Infatti, prosegue la Corte, sostenere che il convivente sia paragonabile a un mero “ospite” o “tollerato”, si pone in contrasto rispetto “alla rilevanza giuridica e alla dignità stessa del rapporto di convivenza di fatto, la quale - con il reciproco rispettivo riconoscimento di diritti del partner, che si viene progressivamente consolidando nel tempo, e con la concretezza di una condotta spontaneamente attuata - da vita, anch'essa, ad un autentico consorzio familiare, investito di funzioni promozionali”.
A riprova di ciò, osservano i Giudici come, pur in mancanza di una legge organica in materia di convivenza more uxorio, il legislatore non abbia mancato di disciplinare, sempre più strettamente, le conseguenze derivanti da tale tipologia di rapporto (si pensi, ad esempio, all’equiparazione dei figli nati fuori e in costanza di matrimonio, alla facoltà per il convivente di astenersi dal deporre, all’estensione al convivente degli ordini di protezione contro gli abusi familiari ecc…).

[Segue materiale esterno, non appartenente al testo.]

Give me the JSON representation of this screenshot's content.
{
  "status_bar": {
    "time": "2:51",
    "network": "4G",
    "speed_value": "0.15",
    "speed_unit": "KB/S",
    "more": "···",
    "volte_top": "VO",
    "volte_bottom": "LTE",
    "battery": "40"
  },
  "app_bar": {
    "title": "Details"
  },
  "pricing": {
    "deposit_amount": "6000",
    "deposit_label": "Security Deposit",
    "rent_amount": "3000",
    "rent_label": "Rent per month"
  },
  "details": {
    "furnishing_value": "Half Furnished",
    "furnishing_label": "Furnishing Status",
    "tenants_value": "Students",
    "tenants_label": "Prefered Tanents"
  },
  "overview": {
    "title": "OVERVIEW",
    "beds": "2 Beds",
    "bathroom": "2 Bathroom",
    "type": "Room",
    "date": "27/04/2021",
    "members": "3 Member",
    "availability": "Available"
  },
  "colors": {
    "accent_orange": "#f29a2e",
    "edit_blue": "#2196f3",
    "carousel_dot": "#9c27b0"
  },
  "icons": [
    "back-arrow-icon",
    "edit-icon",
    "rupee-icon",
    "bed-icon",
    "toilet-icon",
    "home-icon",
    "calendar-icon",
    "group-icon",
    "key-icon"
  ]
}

Ma "l'allontanamento forzoso" del coniuge, come detto sopra, non è privo di conseguenze nemmeno dal punto di vista penalistico, e infatti la Corte di Cassazione ha ravvisato in questa condotta gli estremi del reato di “violenza privata”, previsto e disciplinato dall’art. 610 del c.p., in base al quale “chiunque con violenza o minaccia, costringe altri a fare, tollerare od omettere qualche cosa è punito con la reclusione fino a quattro anni”.
In particolare, secondo la Corte, a nulla rileva il fatto che il coniuge allontanato si fosse momentaneamente trasferito presso i genitori e che, dunque, la casa fosse in uso esclusivo all’altro coniuge, in quanto il primo - dopo il volontario allontanamento - ha tutto il diritto di tornare nella casa coniugale quando vuole, senza possibilità per l’altro coniuge di opporsi o di escluderlo (Cass. civ., sentenza 15 ottobre 2012, n. 40383).